Deepwater gas find gauged north of Tobago
The first well on deepwater Block 22 in the Caribbean north of Tobago Island is a large gas discovery, said operator Petro-Canada.
By OGJ editors
HOUSTON, Jan. 23 -- The first well on deepwater Block 22 in the Caribbean north of Tobago Island is a large gas discovery, said operator Petro-Canada.
The Cassra-1 wildcat in 1,411 ft of water on the northwest edge of a 26-sq-mile seismic amplitude anomaly flowed at an equipment restricted rate of 23 MMcfd from a 30-ft interval in an undisclosed formation.

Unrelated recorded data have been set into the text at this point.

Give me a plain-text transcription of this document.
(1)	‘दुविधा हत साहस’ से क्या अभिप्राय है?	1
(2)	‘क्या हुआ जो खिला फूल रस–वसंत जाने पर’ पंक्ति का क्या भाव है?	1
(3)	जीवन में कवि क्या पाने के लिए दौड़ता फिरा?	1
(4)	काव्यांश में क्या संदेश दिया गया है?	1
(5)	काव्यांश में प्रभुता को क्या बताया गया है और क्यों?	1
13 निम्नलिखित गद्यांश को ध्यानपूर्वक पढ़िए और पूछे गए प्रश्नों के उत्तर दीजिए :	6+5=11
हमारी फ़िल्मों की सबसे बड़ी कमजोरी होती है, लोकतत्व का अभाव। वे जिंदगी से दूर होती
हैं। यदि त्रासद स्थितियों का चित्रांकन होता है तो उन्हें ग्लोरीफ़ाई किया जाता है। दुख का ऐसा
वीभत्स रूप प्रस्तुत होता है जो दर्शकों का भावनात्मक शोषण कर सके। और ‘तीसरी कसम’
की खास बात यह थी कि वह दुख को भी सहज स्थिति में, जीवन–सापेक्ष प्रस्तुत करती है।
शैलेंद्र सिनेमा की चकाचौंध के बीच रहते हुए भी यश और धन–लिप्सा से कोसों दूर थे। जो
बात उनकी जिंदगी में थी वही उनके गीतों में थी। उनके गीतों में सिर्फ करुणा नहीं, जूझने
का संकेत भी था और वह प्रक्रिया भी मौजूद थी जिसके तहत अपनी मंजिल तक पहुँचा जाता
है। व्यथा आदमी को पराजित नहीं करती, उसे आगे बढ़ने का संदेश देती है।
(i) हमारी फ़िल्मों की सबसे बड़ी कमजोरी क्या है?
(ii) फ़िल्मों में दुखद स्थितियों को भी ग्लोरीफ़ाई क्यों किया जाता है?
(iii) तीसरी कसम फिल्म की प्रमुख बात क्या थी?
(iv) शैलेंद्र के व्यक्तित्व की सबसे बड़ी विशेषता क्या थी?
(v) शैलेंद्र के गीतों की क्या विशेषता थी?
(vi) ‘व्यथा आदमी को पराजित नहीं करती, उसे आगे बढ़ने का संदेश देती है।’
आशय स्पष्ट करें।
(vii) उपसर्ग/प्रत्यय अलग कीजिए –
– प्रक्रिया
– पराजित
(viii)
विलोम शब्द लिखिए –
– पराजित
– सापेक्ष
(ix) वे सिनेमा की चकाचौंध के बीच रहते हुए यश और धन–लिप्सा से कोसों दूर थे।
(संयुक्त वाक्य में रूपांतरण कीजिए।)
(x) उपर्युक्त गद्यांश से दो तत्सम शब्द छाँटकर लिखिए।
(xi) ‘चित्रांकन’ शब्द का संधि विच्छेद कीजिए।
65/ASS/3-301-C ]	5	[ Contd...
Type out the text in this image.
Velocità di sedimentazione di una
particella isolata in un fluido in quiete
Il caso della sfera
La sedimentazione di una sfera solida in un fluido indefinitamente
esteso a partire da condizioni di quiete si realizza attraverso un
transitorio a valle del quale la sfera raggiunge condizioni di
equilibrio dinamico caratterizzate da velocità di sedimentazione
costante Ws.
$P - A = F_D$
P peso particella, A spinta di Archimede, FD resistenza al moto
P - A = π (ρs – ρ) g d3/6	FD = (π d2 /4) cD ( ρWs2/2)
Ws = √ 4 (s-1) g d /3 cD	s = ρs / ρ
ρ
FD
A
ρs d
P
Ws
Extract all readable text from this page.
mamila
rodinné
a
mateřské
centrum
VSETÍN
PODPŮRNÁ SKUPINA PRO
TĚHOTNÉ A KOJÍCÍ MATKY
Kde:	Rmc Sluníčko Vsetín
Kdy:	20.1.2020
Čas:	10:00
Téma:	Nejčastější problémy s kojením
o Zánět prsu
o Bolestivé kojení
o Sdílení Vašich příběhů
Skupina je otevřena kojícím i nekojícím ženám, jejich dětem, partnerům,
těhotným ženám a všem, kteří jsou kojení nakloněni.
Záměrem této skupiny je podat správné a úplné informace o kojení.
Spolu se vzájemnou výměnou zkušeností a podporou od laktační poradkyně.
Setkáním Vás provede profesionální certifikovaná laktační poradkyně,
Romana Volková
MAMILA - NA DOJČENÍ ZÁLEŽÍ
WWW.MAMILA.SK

The well went to TD of 5,617 ft and established a gas-water contact for the anomaly.
Petro-Canada said, "Based on the well results and using local field analog recovery factors, our seismic model indicates the discovery could contain in the range of 0.6 to 1.3 tcf of recoverable contingent resources." Appraisal is required to finalize the estimates.
Petro-Canada said the discovery validates its exploration model.
The Diamond Offshore Ocean Worker semisubmersible is to move 2.8 miles south to drill Cassra-2, which as part of its objective will appraise the Cassra-1 discovery. Then it will drill two to three other prospects on Block 22 in an expected five-well 2008 drilling program.
Block 22 interests are Petro-Canada 90% and Petroleum Co. of Trinidad and Tobago 10%.
The Cassra discovery is 75 miles east-northeast of the North Coast Marine Area, where Petro-Canada produces a net 65 MMcfd to its 17.3% interest in a project that supplies gas for the Atlantic LNG project.
Petro-Canada is also carrying out a multiwell exploration program on Blocks 1a and 1b in the Gulf of Paria, where it holds 80% interest.